Cela était tellement rare d'avoir une marque de tendresse de la part du capitaine, que Nolan ne le refusa pas.
Emma qui venait elle, de s'installer et d'enfiler sa blouse souriait encore de cet échange. Elle s'amusait à essayer de déstabiliser cette belle brune qui la hantait. Cela était-il devenu son nouveau hobbie ?
Le capitaine venait à peine de déposer son sac, que son téléphone sonna.
«Capitaine Mills, j'écoute ?»
«...»
«Où ?»
«...»
«Evidemment, je vous remercie. Non, n'y touché pas.»
«...»
«Votre numéro de badge ?»
«...»
«Obéissez ! Oui, nous arrivons»
Puis reposa l'appareil sur son combiné.
Elle sortit son téléphone portable de sa poche et se dirigea vers les bureaux de son équipe. Tout en appelant Emma, pour lui demander de rappliquer, car une nouvelle victime avait été signaler, et cette fois ci dans cet État.
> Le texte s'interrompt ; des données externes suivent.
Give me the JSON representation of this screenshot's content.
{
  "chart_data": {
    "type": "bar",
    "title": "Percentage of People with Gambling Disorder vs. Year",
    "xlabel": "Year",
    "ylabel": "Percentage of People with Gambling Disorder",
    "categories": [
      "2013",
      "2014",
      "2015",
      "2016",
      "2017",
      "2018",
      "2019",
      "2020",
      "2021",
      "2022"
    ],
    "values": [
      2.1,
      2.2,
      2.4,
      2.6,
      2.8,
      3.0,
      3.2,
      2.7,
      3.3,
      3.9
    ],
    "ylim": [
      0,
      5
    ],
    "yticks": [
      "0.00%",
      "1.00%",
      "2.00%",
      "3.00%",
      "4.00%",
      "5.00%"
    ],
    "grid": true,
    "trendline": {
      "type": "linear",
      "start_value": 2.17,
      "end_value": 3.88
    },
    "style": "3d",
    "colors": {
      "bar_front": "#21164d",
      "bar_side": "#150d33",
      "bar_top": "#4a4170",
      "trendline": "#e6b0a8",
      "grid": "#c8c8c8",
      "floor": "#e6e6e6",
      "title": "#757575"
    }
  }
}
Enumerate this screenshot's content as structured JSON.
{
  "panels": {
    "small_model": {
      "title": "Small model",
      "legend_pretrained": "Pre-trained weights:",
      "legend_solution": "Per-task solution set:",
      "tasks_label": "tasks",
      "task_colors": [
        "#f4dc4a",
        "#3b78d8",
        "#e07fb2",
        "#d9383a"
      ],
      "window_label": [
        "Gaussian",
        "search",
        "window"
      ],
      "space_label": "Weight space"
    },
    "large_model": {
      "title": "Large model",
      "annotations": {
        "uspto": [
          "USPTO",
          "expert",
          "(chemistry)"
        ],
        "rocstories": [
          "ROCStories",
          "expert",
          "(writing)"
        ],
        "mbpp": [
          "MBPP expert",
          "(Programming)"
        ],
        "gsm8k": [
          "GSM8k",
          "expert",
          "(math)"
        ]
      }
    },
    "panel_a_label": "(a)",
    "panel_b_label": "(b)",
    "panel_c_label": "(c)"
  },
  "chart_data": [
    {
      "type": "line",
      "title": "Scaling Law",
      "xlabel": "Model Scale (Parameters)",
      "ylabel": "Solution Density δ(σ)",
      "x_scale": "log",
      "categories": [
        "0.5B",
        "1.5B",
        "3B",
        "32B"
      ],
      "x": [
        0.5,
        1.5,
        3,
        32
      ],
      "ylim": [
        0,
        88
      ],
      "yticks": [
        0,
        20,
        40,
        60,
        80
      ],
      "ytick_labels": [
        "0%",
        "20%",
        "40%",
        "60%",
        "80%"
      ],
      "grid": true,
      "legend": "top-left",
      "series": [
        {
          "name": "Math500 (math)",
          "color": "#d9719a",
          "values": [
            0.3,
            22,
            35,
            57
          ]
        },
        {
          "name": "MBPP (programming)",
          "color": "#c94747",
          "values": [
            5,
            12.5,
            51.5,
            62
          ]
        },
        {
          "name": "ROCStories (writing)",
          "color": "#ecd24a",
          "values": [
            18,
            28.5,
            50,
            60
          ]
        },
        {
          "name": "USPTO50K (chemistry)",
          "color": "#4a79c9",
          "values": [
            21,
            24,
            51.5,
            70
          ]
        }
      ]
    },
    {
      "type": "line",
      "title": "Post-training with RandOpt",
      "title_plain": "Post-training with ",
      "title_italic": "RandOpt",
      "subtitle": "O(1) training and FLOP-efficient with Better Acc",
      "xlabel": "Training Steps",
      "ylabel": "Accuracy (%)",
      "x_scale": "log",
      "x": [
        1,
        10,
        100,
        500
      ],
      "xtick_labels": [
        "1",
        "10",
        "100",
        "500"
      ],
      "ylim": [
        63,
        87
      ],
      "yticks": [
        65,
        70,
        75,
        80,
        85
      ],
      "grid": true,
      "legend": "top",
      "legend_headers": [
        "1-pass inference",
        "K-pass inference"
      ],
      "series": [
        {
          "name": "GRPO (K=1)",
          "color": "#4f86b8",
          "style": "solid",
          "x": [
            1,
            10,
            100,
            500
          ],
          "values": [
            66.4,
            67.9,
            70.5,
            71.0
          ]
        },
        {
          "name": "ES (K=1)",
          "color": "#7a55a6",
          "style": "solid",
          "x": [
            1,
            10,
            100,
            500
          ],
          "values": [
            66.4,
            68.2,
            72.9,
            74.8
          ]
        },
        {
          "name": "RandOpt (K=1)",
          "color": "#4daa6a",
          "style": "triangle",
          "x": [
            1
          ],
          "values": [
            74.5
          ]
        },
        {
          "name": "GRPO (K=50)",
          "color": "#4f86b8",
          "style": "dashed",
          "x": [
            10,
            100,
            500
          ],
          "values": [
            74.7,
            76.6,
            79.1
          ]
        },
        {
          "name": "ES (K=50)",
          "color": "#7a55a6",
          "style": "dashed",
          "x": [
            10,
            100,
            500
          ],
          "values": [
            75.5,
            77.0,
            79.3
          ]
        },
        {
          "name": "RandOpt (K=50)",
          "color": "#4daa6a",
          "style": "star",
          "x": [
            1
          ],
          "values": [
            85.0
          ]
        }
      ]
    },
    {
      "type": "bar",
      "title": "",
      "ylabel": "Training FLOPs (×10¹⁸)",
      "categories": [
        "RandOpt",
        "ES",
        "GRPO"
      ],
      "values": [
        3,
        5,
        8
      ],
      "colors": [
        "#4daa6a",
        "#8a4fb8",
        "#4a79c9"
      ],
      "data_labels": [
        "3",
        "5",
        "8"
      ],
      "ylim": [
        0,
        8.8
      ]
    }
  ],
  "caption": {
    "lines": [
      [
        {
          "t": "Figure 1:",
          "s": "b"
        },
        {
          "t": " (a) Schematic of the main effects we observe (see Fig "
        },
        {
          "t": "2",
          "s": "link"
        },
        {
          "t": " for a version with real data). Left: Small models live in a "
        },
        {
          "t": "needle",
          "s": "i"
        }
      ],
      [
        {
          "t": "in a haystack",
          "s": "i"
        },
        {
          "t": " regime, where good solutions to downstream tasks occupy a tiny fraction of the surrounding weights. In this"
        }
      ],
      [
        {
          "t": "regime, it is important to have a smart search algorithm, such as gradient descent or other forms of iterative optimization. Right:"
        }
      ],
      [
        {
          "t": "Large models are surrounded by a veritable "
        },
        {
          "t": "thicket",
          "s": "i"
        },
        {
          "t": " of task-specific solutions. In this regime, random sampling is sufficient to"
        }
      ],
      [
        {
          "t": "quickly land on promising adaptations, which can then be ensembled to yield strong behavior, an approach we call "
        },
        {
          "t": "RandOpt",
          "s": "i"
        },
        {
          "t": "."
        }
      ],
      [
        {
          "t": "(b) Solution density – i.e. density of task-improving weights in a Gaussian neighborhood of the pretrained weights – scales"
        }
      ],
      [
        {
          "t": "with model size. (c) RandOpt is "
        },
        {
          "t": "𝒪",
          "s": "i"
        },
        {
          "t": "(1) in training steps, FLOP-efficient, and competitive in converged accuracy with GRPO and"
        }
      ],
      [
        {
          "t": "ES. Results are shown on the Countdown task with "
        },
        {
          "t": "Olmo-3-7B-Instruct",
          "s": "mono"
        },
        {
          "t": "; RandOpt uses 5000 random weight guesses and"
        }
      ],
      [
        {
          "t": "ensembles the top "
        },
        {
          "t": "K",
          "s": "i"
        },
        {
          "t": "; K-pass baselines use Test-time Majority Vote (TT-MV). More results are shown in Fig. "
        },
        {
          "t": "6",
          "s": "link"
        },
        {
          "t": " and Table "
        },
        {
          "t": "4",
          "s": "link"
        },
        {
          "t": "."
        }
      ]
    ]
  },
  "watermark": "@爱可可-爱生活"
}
Au bout de quelques minutes, tout le monde fut rassemblé et elle exposa les quelques faits qu'elle avait reçu par téléphone quelques minutes plus tôt.
«Une femme morte a été découverte à quelques rues d'ici, la description de la scène de crime, faite par un agent correspond à notre enquête. Une information capitale s'ajoute à cela, pendant que l'agent faisait sa ronde, il a fait fuir le tueur. Ce qui veut dire, que ce cruel tueur n'a probablement pas eu le temps de nettoyer de fond en comble la scène de crime. Nous allons nous rendre sur le terrain et inspecter chaque millimètre de la scène de crime. Je vous rejoins pour superviser tout cela sur place. TOUT LE MONDE EN ROUTE.»
Nolan s'approcha d'elle, pendant que le reste de l'équipe sortait de la salle de réunion, et prenait la direction des rues de New York pour se rendre à l'adresse que leur capitaine leur avait donnée.
«Regina, tu penses que c'est une bonne idée ?» Commença-t-il.
«De quoi parles-tu ?»
«Le fait que tu veuilles retourner sur le terrain dans ses conditions. Ça fait un moment que tu n'y as pas été.»
«2 ans, et 11 mois exactement.»
«Et le fait que t'énumère cette date comme ça, tout te parait normal ?»
«David, je ne suis plus dans le même état qu'i ans, ça va beaucoup mieux.»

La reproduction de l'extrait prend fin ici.